Voor velen kwam de lockdown die afgelopen zaterdag werd afgekondigd als een verrassing. Opnieuw moeten onder andere bioscopen, winkels en horeca hun deuren sluiten. Toch is er een aantal winkels in het centrum van Haarlem die de deuren wel open mag houden.
Veel klanten heeft Brad Beukema nog niet gezien in zijn winkel vandaag. Ondanks de lockdown mocht hij vanochtend wel de winkeldeuren openen om klanten te ontvangen en dat is toch opvallend. Zijn winkel verkoopt namelijk alleen maar pindakaasproducten.
Pindakaas is essentieel
“We verkopen pindakaas en worden gezien als een essentiële winkel. Pindakaas is voedzaam, lekker en mensen eten het.”
Beukema vindt het dan ook helemaal niet raar dat hij wel klanten mag ontvangen in de pindakaaswinkel waar hij store manager is. ”Pindakaas is enorm lekker en mensen houden van pindakaas: ze zijn blij dat wij open mogen.”
Even verderop in de straat brand er licht bij de oliebollenkraam. Ook deze ‘winkel’ is essentieel en in het vet zwemmen verse oliebollen. “Natuurlijk is de oliebol essentieel”, lacht oliebollenbakker Ghislaine. “Hoe kan je nou oud en nieuw vieren zonder oliebollen?”
Volgens rijksoverheid.nl zijn “winkels in de levensmiddelenbranche voor mens en dier, zoals supermarkten, dierenwinkels en slijterijen” essentiële winkels.
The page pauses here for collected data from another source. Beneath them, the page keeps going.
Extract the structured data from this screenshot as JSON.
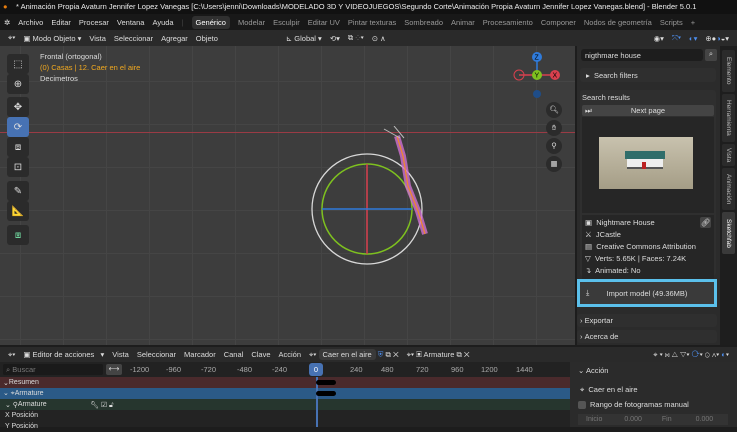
{
  "title": "* Animación Propia Avaturn Jennifer Lopez Vanegas [C:\\Users\\jenni\\Downloads\\MODELADO 3D Y VIDEOJUEGOS\\Segundo Corte\\Animación Propia Avaturn Jennifer Lopez Vanegas.blend] - Blender 5.0.1",
  "menu": [
    "Archivo",
    "Editar",
    "Procesar",
    "Ventana",
    "Ayuda"
  ],
  "workspaces": [
    "Genérico",
    "Modelar",
    "Esculpir",
    "Editar UV",
    "Pintar texturas",
    "Sombreado",
    "Animar",
    "Procesamiento",
    "Componer",
    "Nodos de geometría",
    "Scripts"
  ],
  "workspace_add": "+",
  "viewport_header": {
    "mode": "Modo Objeto",
    "menus": [
      "Vista",
      "Seleccionar",
      "Agregar",
      "Objeto"
    ],
    "orientation": "Global"
  },
  "overlay": {
    "view": "Frontal (ortogonal)",
    "collection": "(0) Casas | 12. Caer en el aire",
    "units": "Decimetros"
  },
  "gizmo": {
    "z": "Z",
    "y": "Y",
    "x": "X"
  },
  "sketchfab": {
    "search_value": "nigthmare house",
    "search_filters": "Search filters",
    "results_label": "Search results",
    "next_page": "Next page",
    "model_name": "Nightmare House",
    "author": "JCastle",
    "license": "Creative Commons Attribution",
    "verts_faces": "Verts: 5.65K  |  Faces: 7.24K",
    "animated": "Animated: No",
    "import_button": "Import model (49.36MB)",
    "exportar": "Exportar",
    "acerca": "Acerca de",
    "highlight_color": "#5bc0eb"
  },
  "side_tabs": [
    "Elemento",
    "Herramienta",
    "Vista",
    "Animación",
    "Sketchfab"
  ],
  "timeline_header": {
    "editor": "Editor de acciones",
    "menus": [
      "Vista",
      "Seleccionar",
      "Marcador",
      "Canal",
      "Clave",
      "Acción"
    ],
    "action": "Caer en el aire",
    "object": "Armature"
  },
  "search_placeholder": "Buscar",
  "ruler": [
    "-1200",
    "-960",
    "-720",
    "-480",
    "-240",
    "0",
    "240",
    "480",
    "720",
    "960",
    "1200",
    "1440"
  ],
  "current_frame": "0",
  "channels": [
    "Resumen",
    "Armature",
    "Armature",
    "X Posición",
    "Y Posición"
  ],
  "action_panel": {
    "title": "Acción",
    "action": "Caer en el aire",
    "manual_range": "Rango de fotogramas manual",
    "inicio_label": "Inicio",
    "inicio": "0.000",
    "fin_label": "Fin",
    "fin": "0.000"
  }
}
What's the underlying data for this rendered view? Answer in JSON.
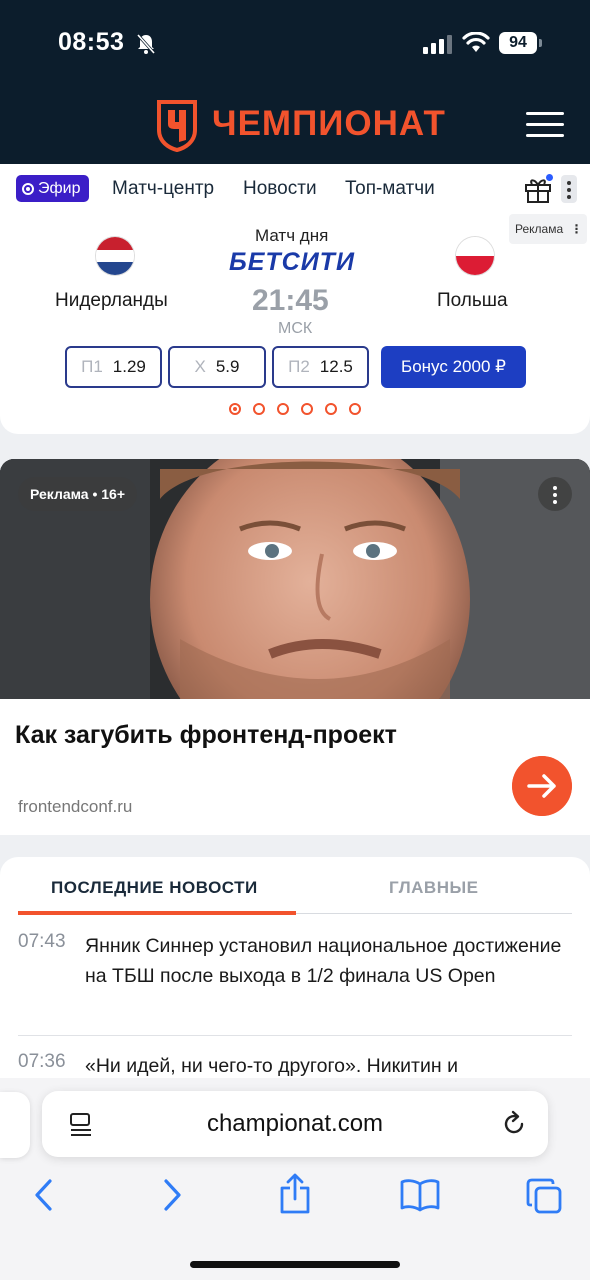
{
  "status": {
    "time": "08:53",
    "battery": "94"
  },
  "header": {
    "brand": "ЧЕМПИОНАТ"
  },
  "nav": {
    "live": "Эфир",
    "links": [
      "Матч-центр",
      "Новости",
      "Топ-матчи"
    ]
  },
  "match": {
    "ad_tag": "Реклама",
    "label": "Матч дня",
    "sponsor": "БЕТСИТИ",
    "home": "Нидерланды",
    "away": "Польша",
    "time": "21:45",
    "tz": "МСК",
    "odds": [
      {
        "key": "П1",
        "value": "1.29"
      },
      {
        "key": "Х",
        "value": "5.9"
      },
      {
        "key": "П2",
        "value": "12.5"
      }
    ],
    "bonus": "Бонус 2000 ₽",
    "colors": {
      "accent": "#f2532d",
      "bonus": "#1d3ec2"
    }
  },
  "ad": {
    "label": "Реклама • 16+",
    "title": "Как загубить фронтенд-проект",
    "domain": "frontendconf.ru"
  },
  "news": {
    "tabs": [
      "ПОСЛЕДНИЕ НОВОСТИ",
      "ГЛАВНЫЕ"
    ],
    "items": [
      {
        "time": "07:43",
        "text": "Янник Синнер установил национальное достижение на ТБШ после выхода в 1/2 финала US Open"
      },
      {
        "time": "07:36",
        "text": "«Ни идей, ни чего-то другого». Никитин и"
      }
    ]
  },
  "browser": {
    "url": "championat.com"
  }
}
Ook behoren “winkels in zorg- of welzijnshulpmiddelen, groothandels voor levering voor bedrijven, drogisterijen, opticiens en audiciens”, tot deze categorie.
Thea Poppen staat achter de toog van een winkel die gebakjes, taartjes en andere lekkernijen verkoopt. “Blijkbaar is dit ook een onmisbare winkel”, zegt ze. “Het is eten. Maar of dit soort eten echt essentieel is, durf ik niet te zeggen. Maar ik ben wel blij dat we open mogen. De hele dag gaat de telefoon al. Mensen willen toch iets lekkers voor de kerst.”
Terug in de winkel waar pindakaas wordt verkocht staat Beukema nog steeds met zijn bretels en knot, en veel meer mensen zijn er niet geweest. “Het is niet echt druk vandaag. Alle andere winkels zijn dicht en dat merk je. Ik denk dat ik maar zo’n vijftien potjes pindakaas heb verkocht.”